Kite, a startup development of an AI-powered coding assistant, abruptly halted last month. Despite securing tens of millions of dollars in VC backing, Kite struggled to pay the bills, says founder Adam Smith revealed in a post-mortem blog post, ran into technical headwinds that made finding a product-market fit essentially impossible.
“We failed convey our vision of AI-assisted programming because we were more than 10 years early to bring to market, that is, the technology is not ready yet,” Smith said. “Our product was not making any money, and it took too long to to figure that out.”
Kite’s failure doesn’t bode well for the many other companies that are pursuing — and trying to commercialize — generative AI for coding. Perhaps the most famous example is Copilot, a code generation tool developed by GitHub and OpenAI priced at $10 per month. But Smith notes that while Copilot promises a lot, it still has “a long way to go” — he estimates it could cost more than $100 million to build a “production-grade” tool capable of reliably synthesize code.

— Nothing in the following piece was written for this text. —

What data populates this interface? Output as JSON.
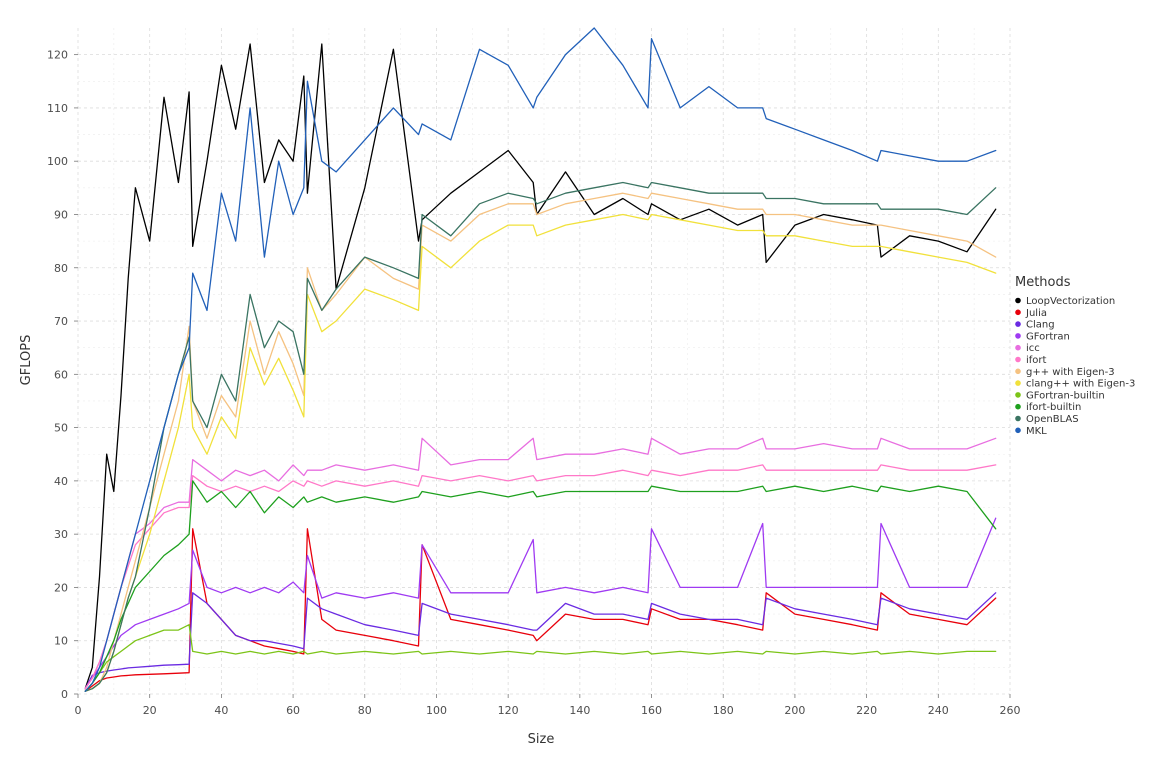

To get a sense of the challenges facing players in the generative code space, businessroundups.org spoke to startups developing AI systems for coding, including Tabnine and Deep Code, which Snyk acquired in 2020. Tabnine’s service predicts and suggests next lines of code based on context and syntax, like Copilot. DeepCode works a bit differently, using AI to notify developers of bugs as they code.
Tabnine CEO Dror Weiss has been transparent about what he sees as the barriers to mass adoption of code-synthesizing systems: the AI itself, user experience, and monetization.